It wasn't just that she was beautiful; she was, as was once so aptly put, intoxicating. Her name had changed, her demeanor just enough, but it was her eyes that always remained the same. Irina had always had trouble with them. It seemed quite ironic that her breathtakingly piercing eyes, were the one thing she couldn't seem to hide, though she wanted to desperately. Whatever alias she assumed, whatever lie she lived, the spirit in her eyes was undeniable, and almost impossible to disguise.

It was her eyes that he'd first seen. Piercing brown eyes, searching for something. She saw him, and stared for a moment before averting her gaze. She blushed slightly at Jack's continued stare. It took him a moment to shake his trance. She looked up at him again, discreetly, still smiling sweetly. She looked away quickly, embarrassed. Jack took a deep breath and ran his hand through his hair. He watched her for a few moments longer. Her brown hair skirted her shoulders beautifully. Her walk was confident, but not over imposing. Her seductively innocent smile sent a chill through his body.

This, of course, had all been planned. It wasn't an accident that she'd just so happened to be buying a paper when he was. Or that they "ran into each other" often enough for Jack to ask her out.

Jack sat up suddenly and rubbed his eyes. The TV was silently flashing images on the screen, casting a strange array of light into the small living room. As his eyes adjusted Jack glanced to the clock, realizing how long he'd been lying there. The 11 o'clock news had become a habit over the year. Though he despised the flakey anchors, and truly didn't care what was happing in the godforsaken city of LA, he found that the news acted as a sedative, and created a routine to fall asleep to. Hell, there had to be something normal in his life, nothing else was.

The fuzzy memory of his dream quickly came back to him as he turned off the TV. Her eyes, her smile, their first encounter, their first date. Jack rubbed his eyes again trying to physically wipe the images away. He looked down at the nights carnage spread out on the coffee table. Three empty Chinese food boxes, a few beers, and several untouched case files. Tonight had been different. Most nights he would have spent pouring over his current cases, instead he'd forgone all of that, and poured himself a cold one, or four.

Tossing the empties in the garbage, Jack hit the lights and made his way into the bedroom of his three room apartment. He often pondered why he had opted for the three bedrooms, over a simple one bedroom. Maybe there was part of them that hoped that one day there would be people to fill the rooms. At the moment that proposition seemed beyond doubtful.

The lights flicked on in his spacious bedroom. Sparsely decorated but homey for a bachelor. The vaulted ceiling and array of windows gave a very metropolitan feel to the room, and the specific choice art screamed Jack Bristow. It wasn't long before the lights were out once again, and Jack lay in bed, trying desperately to focus on that very pricy art, instead of her.

She was always on his mind. It was just that this day held much more meaning, than any ordinary other. He'd gone over, and over it in his mind, countless times. The deception, his naivety. At one point he'd had to even forgive himself. It wasn't that he was self-deprecating. It was just that she was so good at what she did. There was no possible way that Jack could have seen it coming. So he'd gone on. Shifting all of the guilt and blame he held inside himself, on to her. It was her fault, it was her mistake.
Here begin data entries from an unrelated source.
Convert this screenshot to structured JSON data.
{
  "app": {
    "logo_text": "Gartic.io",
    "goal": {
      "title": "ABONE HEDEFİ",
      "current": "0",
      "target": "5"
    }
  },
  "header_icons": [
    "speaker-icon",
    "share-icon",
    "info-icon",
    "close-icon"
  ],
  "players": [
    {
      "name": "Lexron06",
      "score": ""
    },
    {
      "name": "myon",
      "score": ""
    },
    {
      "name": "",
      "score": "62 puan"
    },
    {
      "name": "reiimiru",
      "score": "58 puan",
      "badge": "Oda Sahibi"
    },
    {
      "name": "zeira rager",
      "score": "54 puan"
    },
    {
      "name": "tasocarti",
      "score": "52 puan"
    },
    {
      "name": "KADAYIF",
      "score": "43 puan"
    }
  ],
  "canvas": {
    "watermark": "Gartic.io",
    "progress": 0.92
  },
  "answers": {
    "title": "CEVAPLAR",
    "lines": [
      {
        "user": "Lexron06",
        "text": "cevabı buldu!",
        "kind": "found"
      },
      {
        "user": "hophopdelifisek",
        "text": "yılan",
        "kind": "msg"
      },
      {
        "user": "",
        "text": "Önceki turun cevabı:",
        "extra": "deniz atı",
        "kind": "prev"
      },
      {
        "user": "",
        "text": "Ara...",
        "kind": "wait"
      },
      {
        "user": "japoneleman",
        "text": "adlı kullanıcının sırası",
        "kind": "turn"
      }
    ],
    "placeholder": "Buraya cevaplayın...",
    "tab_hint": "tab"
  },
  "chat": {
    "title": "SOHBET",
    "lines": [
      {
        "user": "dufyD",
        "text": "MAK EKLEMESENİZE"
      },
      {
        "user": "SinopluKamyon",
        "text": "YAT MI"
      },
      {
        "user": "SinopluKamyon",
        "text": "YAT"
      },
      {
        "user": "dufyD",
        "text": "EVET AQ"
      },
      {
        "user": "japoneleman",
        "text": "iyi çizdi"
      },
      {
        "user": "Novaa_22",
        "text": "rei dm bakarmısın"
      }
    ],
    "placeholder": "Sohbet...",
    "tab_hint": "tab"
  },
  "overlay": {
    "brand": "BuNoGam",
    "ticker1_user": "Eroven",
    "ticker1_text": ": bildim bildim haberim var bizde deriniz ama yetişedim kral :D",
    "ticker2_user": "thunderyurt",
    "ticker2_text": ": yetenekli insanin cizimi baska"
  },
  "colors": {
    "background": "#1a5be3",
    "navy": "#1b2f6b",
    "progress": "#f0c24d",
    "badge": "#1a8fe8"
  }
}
And he knew she knew it. He had gained an understanding of her guilt. He couldn't say he sympathized. But he could help but empathize. For so many years he had blamed himself for letting her deceive him, for allowing all of it to happen. He should have seen it coming. But it took a very long time before he realized that she was simply a master of deception, the best, bar none. He knew what it was like to feel the guilt of the matter. He had lived with his own blame, with his own anguish. It shocked him instantly, the moment he saw that same anguish in her.

It was yet another thing he hadn't seen coming. He barely believed it, but it was there. The same guilt, same all punishing sorrow. And for a reason that was completely beyond him, he felt connected to it. As if some part of him, without his knowing, had acknowledged that Irina Derevko was suffering exactly as he was.

But it was so different, when thought through logically. If Irina was a master at deception, than Jack was a master of logic; and this 'empathy' wasn't logical. If it was anything it was irrational, stupid at best. The whole reason for his pain, the bane of his existence was this woman. She'd destroyed his life, his daughter's life, and the lives of countless families throughout the world. She deceived, killed, stolen, and worst of all betrayed. She was the enemy; and it killed him that he loved her so.